The issue of construction arose for 3 particular reasons:

  1. The scheduled date for payment of the last instalment of purchase price was agreed to be either Saturday, 28 February 2015 or Sunday, 1 March 2015, neither of which was a business day;
  2. The letters of credit were expressed to expire on Sunday, 1 March 2015;
  3. Monday, 2 March 2015 was a public holiday in Western Australia (which was the jurisdiction the parties had submitted to in the sale agreement).

Initial Judgement

The vendor initially commenced proceedings in the Supreme Court to seek a declaration that presentation of the letters of credit could be made by 1.30pm Singapore time on 3 March 2015 and the issuer would be liable to make payment under the letters. Justice Hammerschlag made the following findings:

  1. All types of letters of credit require the beneficiary to comply strictly with the terms of the letter of credit in order to invoke the issuing Bank's commitment. In this instance that meant compliance strictly with the requirements set out in clause 2 of each of the letters of credit.
  2. The effect of the sale agreement was to provide that the final instalment must be paid on 3 March 2015 which was the next business day in Western Australia after 28 February because of the operation of the boilerplate provision at clause 1(g) in the sale agreement.
  3. The final date by which the letter of credit could be presented when taking into account the expiry date of the letters of credit and the impact of International Standby Practice ISP98 was 2 March 2015.
  4. The final instalment amount under the sale agreement only becomes due and payable on 3 March 2015 and that the vendor would not be able to provide a declaration on 2 March 2015 that such amount was due and payable.
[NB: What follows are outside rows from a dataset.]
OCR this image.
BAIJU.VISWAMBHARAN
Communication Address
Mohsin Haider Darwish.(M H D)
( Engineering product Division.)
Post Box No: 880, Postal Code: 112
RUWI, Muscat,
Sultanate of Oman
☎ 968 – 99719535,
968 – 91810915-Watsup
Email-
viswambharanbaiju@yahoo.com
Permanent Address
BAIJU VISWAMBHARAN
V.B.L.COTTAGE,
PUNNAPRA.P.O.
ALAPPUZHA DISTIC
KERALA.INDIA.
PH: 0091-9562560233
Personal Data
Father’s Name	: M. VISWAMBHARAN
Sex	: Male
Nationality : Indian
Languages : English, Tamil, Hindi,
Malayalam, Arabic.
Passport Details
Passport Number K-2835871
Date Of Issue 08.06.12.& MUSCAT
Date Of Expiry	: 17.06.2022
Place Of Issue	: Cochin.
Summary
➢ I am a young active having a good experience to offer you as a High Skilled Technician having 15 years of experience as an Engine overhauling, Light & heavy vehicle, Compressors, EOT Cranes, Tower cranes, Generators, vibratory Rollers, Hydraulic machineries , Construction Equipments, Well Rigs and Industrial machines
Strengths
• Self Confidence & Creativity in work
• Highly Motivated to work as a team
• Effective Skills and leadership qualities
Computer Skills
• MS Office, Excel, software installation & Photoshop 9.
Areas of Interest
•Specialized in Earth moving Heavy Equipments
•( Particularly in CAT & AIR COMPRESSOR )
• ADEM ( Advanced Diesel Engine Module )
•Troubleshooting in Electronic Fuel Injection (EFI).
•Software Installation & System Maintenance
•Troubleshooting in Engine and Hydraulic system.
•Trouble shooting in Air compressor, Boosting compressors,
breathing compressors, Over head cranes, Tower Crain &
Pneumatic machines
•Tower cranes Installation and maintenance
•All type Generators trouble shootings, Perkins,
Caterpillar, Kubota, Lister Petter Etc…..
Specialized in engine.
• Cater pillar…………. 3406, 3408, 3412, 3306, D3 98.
The vendor submitted that the final payment obligation was still due and payable on the due date (ie 28 February or 1 March 2015) and that clause 1.2(g) of the sale agreement did not displace that obligation but merely operated to shield the buyer from the consequences of not paying on that day itself. This argument was not accepted by the Primary Judge.

Conclusions of the Court of Appeal

The Court of Appeal confirmed the decision of the Primary Judge.

The Court of Appeal confirmed, and the parties accepted, that the letters of credit are stand alone instruments and that the obligations of the issuing bank to pay under them were not to be determined by reference to any provision of the sale agreement. This principle is founded on the importance of a letter of credit being the equivalent of a cash payment.

The Court of Appeal indicated, among other things, that because the letters of credit required the vendor to declare that the amount claimed was due and payable to it, it would be necessary to look at the terms of the sale agreement to determine whether, on a particular day, the amount claimed can properly be said to be due and payable. The Court of Appeal concluded that the final instalment, instead of being payable on 28 February 2015 or 1 March 2015, was now payable on 3 March 2015, which was the next business day in Western Australia after 28 February and that prior to that date the vendor had no legal entitlement to maintain an action to recover that amount. The Court of Appeal concluded that each letter of credit would expire no later than 2 March 2015 and therefore dismissed the appeal. The consequence, which is severe, was that the issuing bank was not required to pay to the vendor the final amount that was due to it under the sale agreement.

The decision reinforces the importance of:

  1. allowing sufficient time for a beneficiary to comply strictly with the terms of a letter of credit prior to its expiry; and
  2. reconciling the obligations of a party in respect of the underlying transaction document with the mechanism for payment of the credit given in respect of those obligations.

The content of this article is intended to provide a general guide to the subject matter. Specialist advice should be sought about your specific circumstances.